O infeliz continuava cheio de pena de si.
Não fiz um único movimento, e ele tão-pouco. Vi-lhe a hesitação no olhar, estava a ponderar as opções, a tentar decidir qual lhe seria mais conveniente. Fazendo eu o mais pequeno movimento, decidiria por ele e fá-lo-ia dar o alarme. Os segundos foram passando. A sobrecarga sensorial do fumo, dos odores, das licitações aos berros desapareceu. Eu sabia que súplicas com o olhar eram uma má ideia; ele sentir-se-ia manipulado e resistir-lhes-ia. Por outro lado, mostrando-me assustada, acordaria o seu desprezo. Assim sendo, mantive-me neutra — que era a postura por defeito de qualquer escravo. E então intuí a ideia que se começava a formar na cabeça dele. Deixar-me ir seria uma maneira de se vingar do pai.
Ambos sabíamos que eu acabava de lhe ler o pensamento.
Ele sorriu para consigo e, com um magnânimo revirar de olhos, ergueu a mão num gesto displicente. Vai lá. Era livre de seguir o meu caminho.
Passados segundos, já eu corria.
Não queria saber. O meu tempo esgotara-se. Se alguém me mandasse parar, tanto pior.
Encontrei os arbustos sujos de terra sem grande dificuldade e, chamando a mim todas as minhas forças, levantei a tampa de ferro do poço de visita. Desci ao interior e então senti umas mãos fortes segurarem-me as ancas estreitas com um tal calor humano e uma tal firmeza que voltei à infância, quando o meu pai me lançava ao ar e depois me apanhava. Mas seriam estas mãos igualmente seguras? Voltei-me e deparei com um ambossano idoso. Segurava uma candeia de barro que fedia a querosene. A sua careca áspera e irregular como uma cabaça tinha a marca de uma fiada de dentes de antílope. Ele abriu um amistoso sorriso de esguelha, como que para me assegurar que aquilo não era uma cilada.
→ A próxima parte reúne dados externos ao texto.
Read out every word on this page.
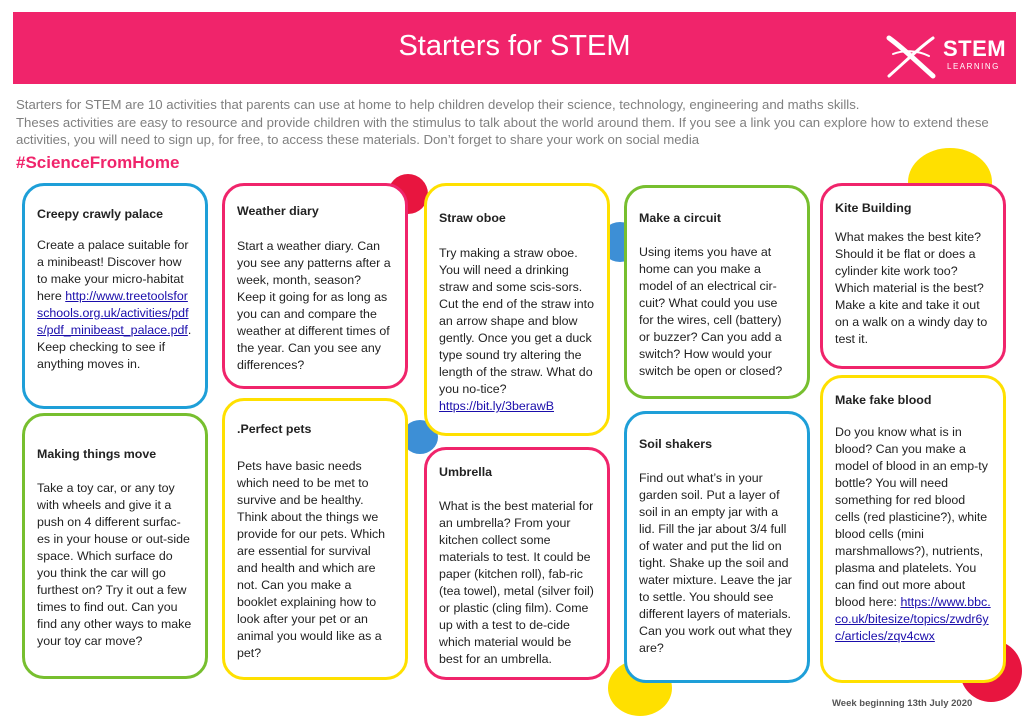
Starters for STEM	STEM
LEARNING

Starters for STEM are 10 activities that parents can use at home to help children develop their science, technology, engineering and maths skills.

Theses activities are easy to resource and provide children with the stimulus to talk about the world around them. If you see a link you can explore how to extend these activities, you will need to sign up, for free, to access these materials. Don’t forget to share your work on social media

#ScienceFromHome
Creepy crawly palace
Create a palace suitable for a minibeast! Discover how to make your micro-habitat here http://www.treetoolsforschools.org.uk/activities/pdfs/pdf_minibeast_palace.pdf. Keep checking to see if anything moves in.
Making things move
Take a toy car, or any toy with wheels and give it a push on 4 different surfac-es in your house or out-side space. Which surface do you think the car will go furthest on? Try it out a few times to find out. Can you find any other ways to make your toy car move?
Weather diary
Start a weather diary. Can you see any patterns after a week, month, season? Keep it going for as long as you can and compare the weather at different times of the year. Can you see any differences?
.Perfect pets
Pets have basic needs which need to be met to survive and be healthy. Think about the things we provide for our pets. Which are essential for survival and health and which are not. Can you make a booklet explaining how to look after your pet or an animal you would like as a pet?
Straw oboe
Try making a straw oboe. You will need a drinking straw and some scis-sors. Cut the end of the straw into an arrow shape and blow gently. Once you get a duck type sound try altering the length of the straw. What do you no-tice? https://bit.ly/3berawB
Umbrella
What is the best material for an umbrella? From your kitchen collect some materials to test. It could be paper (kitchen roll), fab-ric (tea towel), metal (silver foil) or plastic (cling film). Come up with a test to de-cide which material would be best for an umbrella.
Make a circuit
Using items you have at home can you make a model of an electrical cir-cuit? What could you use for the wires, cell (battery) or buzzer? Can you add a switch? How would your switch be open or closed?
Soil shakers
Find out what’s in your garden soil. Put a layer of soil in an empty jar with a lid. Fill the jar about 3/4 full of water and put the lid on tight. Shake up the soil and water mixture. Leave the jar to settle. You should see different layers of materials. Can you work out what they are?
Kite Building
What makes the best kite? Should it be flat or does a cylinder kite work too? Which material is the best? Make a kite and take it out on a walk on a windy day to test it.
Make fake blood
Do you know what is in blood? Can you make a model of blood in an emp-ty bottle? You will need something for red blood cells (red plasticine?), white blood cells (mini marshmallows?), nutrients, plasma and platelets. You can find out more about blood here: https://www.bbc.co.uk/bitesize/topics/zwdr6yc/articles/zqv4cwx
Week beginning 13th July 2020
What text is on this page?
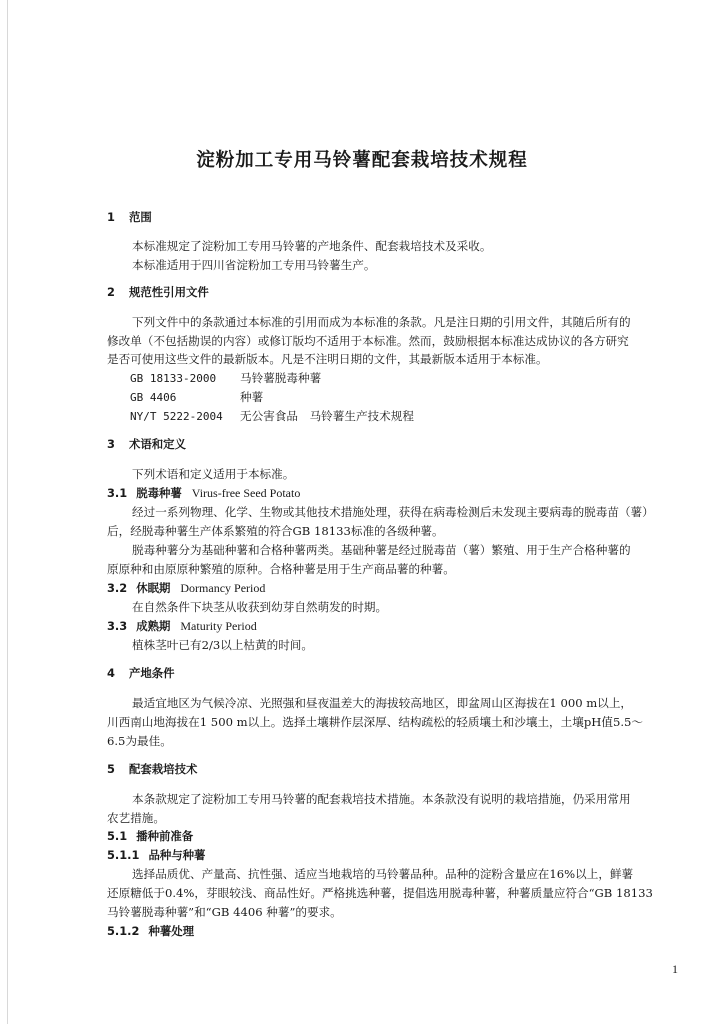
淀粉加工专用马铃薯配套栽培技术规程
1 范围
本标准规定了淀粉加工专用马铃薯的产地条件、配套栽培技术及采收。
本标准适用于四川省淀粉加工专用马铃薯生产。
2 规范性引用文件
下列文件中的条款通过本标准的引用而成为本标准的条款。凡是注日期的引用文件，其随后所有的
修改单（不包括勘误的内容）或修订版均不适用于本标准。然而，鼓励根据本标准达成协议的各方研究
是否可使用这些文件的最新版本。凡是不注明日期的文件，其最新版本适用于本标准。
GB 18133-2000 马铃薯脱毒种薯
GB 4406	种薯
NY/T 5222-2004 无公害食品　马铃薯生产技术规程
3 术语和定义
下列术语和定义适用于本标准。
3.1 脱毒种薯 Virus-free Seed Potato
经过一系列物理、化学、生物或其他技术措施处理，获得在病毒检测后未发现主要病毒的脱毒苗（薯）
后，经脱毒种薯生产体系繁殖的符合GB 18133标准的各级种薯。
脱毒种薯分为基础种薯和合格种薯两类。基础种薯是经过脱毒苗（薯）繁殖、用于生产合格种薯的
原原种和由原原种繁殖的原种。合格种薯是用于生产商品薯的种薯。
3.2 休眠期 Dormancy Period
在自然条件下块茎从收获到幼芽自然萌发的时期。
3.3 成熟期 Maturity Period
植株茎叶已有2/3以上枯黄的时间。
4 产地条件
最适宜地区为气候冷凉、光照强和昼夜温差大的海拔较高地区，即盆周山区海拔在1 000 m以上，
川西南山地海拔在1 500 m以上。选择土壤耕作层深厚、结构疏松的轻质壤土和沙壤土，土壤pH值5.5～
6.5为最佳。
5 配套栽培技术
本条款规定了淀粉加工专用马铃薯的配套栽培技术措施。本条款没有说明的栽培措施，仍采用常用
农艺措施。
5.1 播种前准备
5.1.1 品种与种薯
选择品质优、产量高、抗性强、适应当地栽培的马铃薯品种。品种的淀粉含量应在16%以上，鲜薯
还原糖低于0.4%，芽眼较浅、商品性好。严格挑选种薯，提倡选用脱毒种薯，种薯质量应符合“GB 18133
马铃薯脱毒种薯”和“GB 4406 种薯”的要求。
5.1.2 种薯处理
1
— A Resistência dá-te as boas-vindas, Omorenomwara. Sou o teu Guia. Alegra-nos que tenhas conseguido chegar aqui.
Omorenomwara era o nome de escrava que a P.I.G, a mãe da Milagrinho, me pôs quando me comprou. Significa: «Esta criança não sofrerá.»
*
Detive-me.
Por fim, podia dizer a um ambossano o meu nome de batismo.
Senti-me a reaver a minha identidade. Até tremi.
— Chama-me Doris, por favor — gaguejei. — Sou a Doris. O meu nome é Doris.
Ele arreganhou um sorriso e tentou repetir a minha verdadeira apelação, devagar e com um ar um tanto embaraçado, dividindo-a em três sílabas alongadas, a língua a atrapalhar-se ao experimentar aquela fonética estranha. Por fim, conseguiu pronunciar o meu nome e mostrou-se radiante com a proeza.
Até fiquei enternecida, juro.
— Dooó‑riii‑chhh — foi como lhe saiu. Credo.
Mas pronto, sorri-lhe como se ele se tivesse saído lindamente.
Pelo menos tentou.
— Temos de ir depressa — disse‑-me então. — Vou levar‐te até à linha Bakalo. Tens lá um comboio à espera.